Lo Porto: Obama medita sui droni. Ma in Pakistan si protesta da anni: 80% di vittime civili

di Guido Keller

Drone lo porto grandeIl caso dell’operatore umanitario italiano Giovanni Lo Porto e dello statunitense Warren Weinstein, la cui uccisione in gennaio è stata confermata da Barak Obama, ha riportato alla ribalta la pericolosità degli attacchi operati dai droni.
Nell’attacco al confine tra Pakistan e Afghanistan sono morti anche due importanti esponenti talebani con cittadinanza statunitense, Ahmed Farouq e Adam Gadhan, ma l’uccisione dei due ostaggi, per quanto imprevista, sta portando la Casa Bianca e gli alleati occidentali a chiedersi l’opportunità di ricorrere a sì pericolose armi da guerra.
Obama, scusandosi, ha spiegato che “il governo americano ha fatto tutto il possibile per localizzare” il cittadino italiano “e portarlo a casa alla sua famiglia” e che “Questa operazione è stata condotta seguendo le linee guida ed era indirizzata a colpire un compound di al-Qaeda per bloccare i terroristi.
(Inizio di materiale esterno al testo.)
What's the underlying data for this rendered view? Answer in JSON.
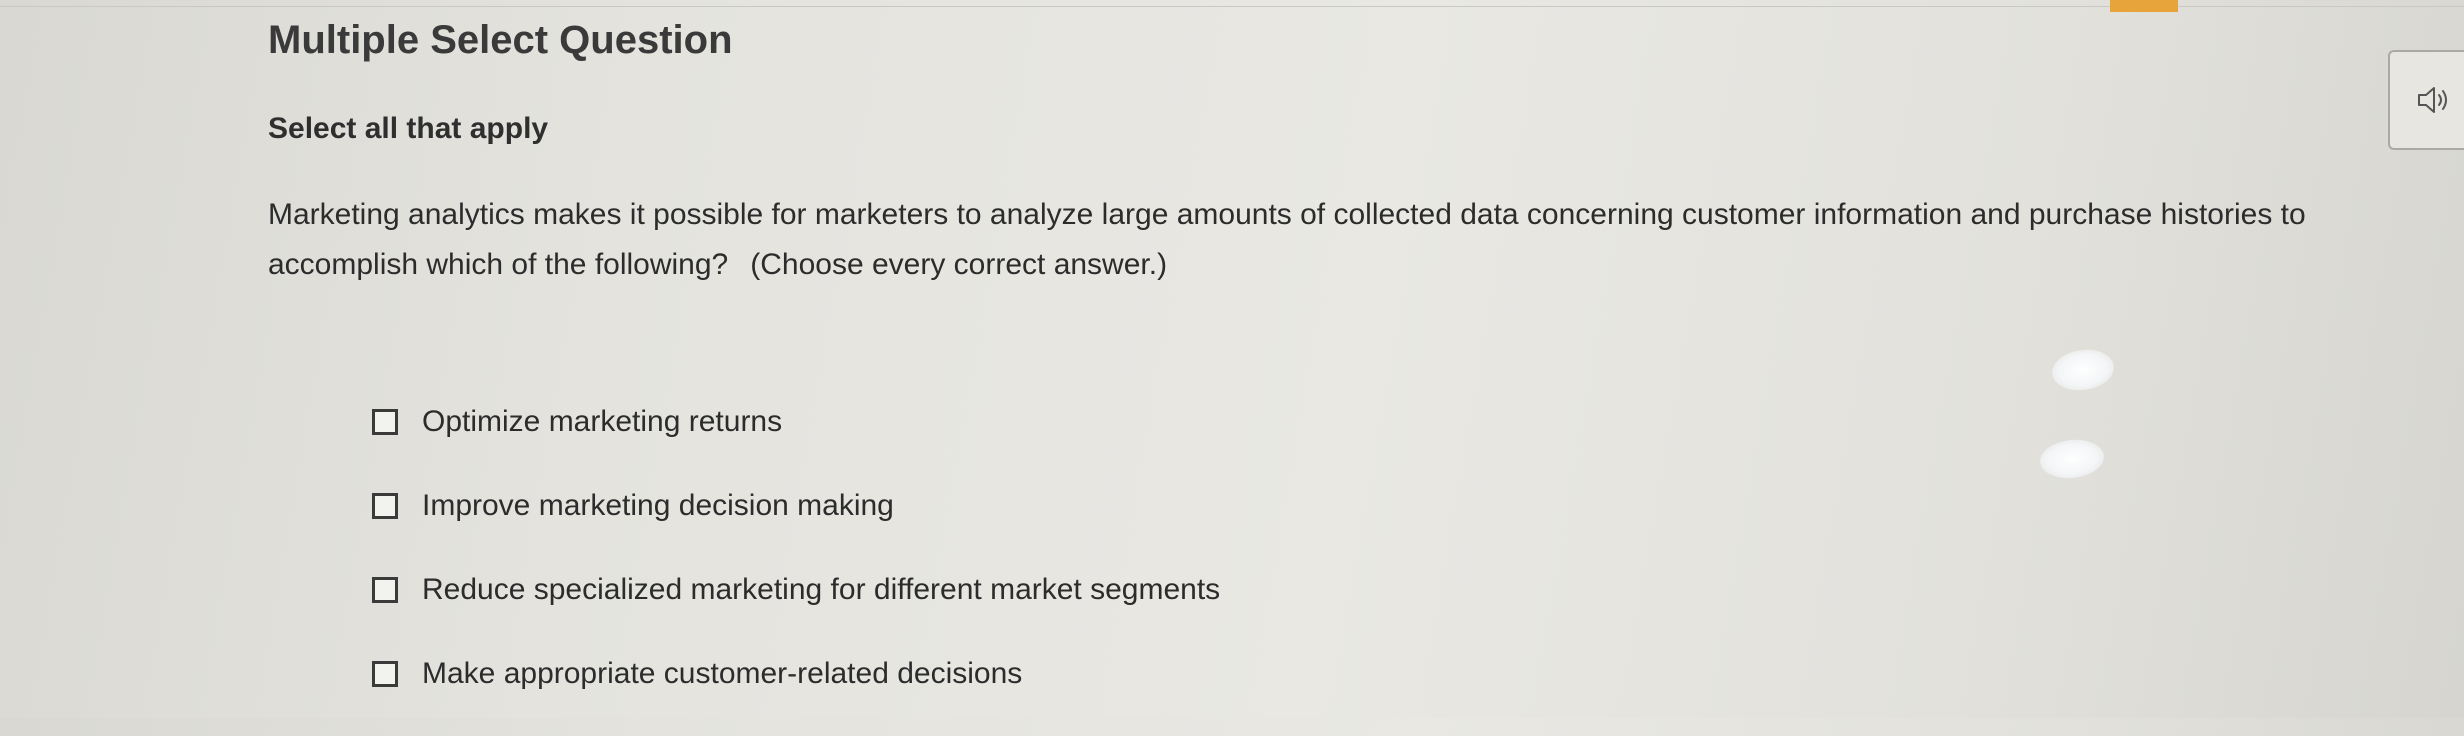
{
  "question": {
    "type_label": "Multiple Select Question",
    "instruction": "Select all that apply",
    "prompt_main": "Marketing analytics makes it possible for marketers to analyze large amounts of collected data concerning customer information and purchase histories to accomplish which of the following?",
    "prompt_note": "(Choose every correct answer.)"
  },
  "options": [
    {
      "label": "Optimize marketing returns",
      "checked": false
    },
    {
      "label": "Improve marketing decision making",
      "checked": false
    },
    {
      "label": "Reduce specialized marketing for different market segments",
      "checked": false
    },
    {
      "label": "Make appropriate customer-related decisions",
      "checked": false
    }
  ],
  "toolbar": {
    "audio_icon": "speaker-icon"
  },
  "colors": {
    "accent": "#e6a43a",
    "text": "#2c2c2c",
    "background": "#e6e5e0"
  }
}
Crediamo che l’operazione abbia ucciso membri importanti di al-Qaeda, ma non sapevamo che stessero nascondendo lì anche Giovanni. E’ una verità cruenta”.
In realtà circoscrivere la falla dell’alto rischio di errore degli aerei senza pilota alla morte dei due ostaggi occidentali è tecnicamente ed umanamente ingiusto, basti pensare che già nell’ottobre 2012 l’allora ministro dell’Interno di Islamabad, Rehman Malik, aveva affermato sul sito web dell’emittente Geo che “solo il 20%” delle persone uccise nei raid sono militanti filotalebani e terroristi.
Gli attacchi dei droni in Pakistan hanno una cadenza pressoché settimanale, ed in passato sono stati centrati villaggi, scuole e persino banchetti nuziali, solo perché vi era presente questo o quell’esponente di Tarek-e-Taliban.
Sono diverse migliaia le vittime civili per l’impiego di tali armi, e le molte promesse dei politici in campagna elettorale avevano in qualche modo placato la crescente protesta dell’opinione pubblica pakistana, giusto il tempo di arrivare al dopo-voto e ritrovarsi ancora i droni volare nei cieli del paese mediorientale.
Il primo ministro Nawaz Sharif, incontrandosi con Obama, aveva detto che gli “attacchi dei droni sul territorio pakistano devono finire”, anche perché lo stop ai velivoli senza pilota era uno dei punti cardine della sua campagna elettorale: era il 24 ottobre 2013, ma da allora gli attacchi sono continuati come se nulla fosse. Da notare che gli Usa (ma non solo) ricorrono ai droni in diversi teatri critici, dalla Somalia allo Yemen, alla Siria, all’Iraq, per un conto di vittime civili non quantificabile.
Le ultime informazioni che arrivano da Washington danno, dopo la morte di Lo Porto e di Weinstein, un presidente Obama dubbioso sull’utilizzo dei droni, disposto a riesaminarne l’impiego.
Ne ha parlato il Washington Post, il quale ha anche fatto notare che per anni i consiglieri del presidente hanno garantito che errori come quello di oggi non si sarebbero mai verificati. “Quello che è accaduto solleva ulteriori interrogativi su quali ulteriori modifiche siano necessarie nelle linee guida” della strategia antiterrorismo”, ammettono alla Casa Bianca.
Intervenendo in audizione in una Camera semideserta, il ministro degli Esteri Paolo Gentiloni ha riferito che gli Stati Uniti “hanno confermato che non vi erano informazioni in base alle quali si potesse prevedere che ci fossero i due ostaggi occidentali” nell’edificio colpito nel Punjab, e che l’ultima traccia di Lo Porto risale “allo scorso autunno”, in un’area dove le azioni militari si sono fatte “sempre più frequenti”. “Tali azioni – ha continuato il capo della Farnesina – hanno reso ancora più complessa l’attività di acquisizione” di informazioni sul terreno.
Il merito all’altro ostaggio, Weinstein, la Cnn ha riportato che è stato pagato un riscatto, ma che i talebani non lo hanno liberato alzando la posta e chiedendo il rilascio di prigionieri negli Usa, fra i quali afia Siddiqui, alias “lady al-Qaeda”, che sconta una pena di 86 anni in un carcere del Texas.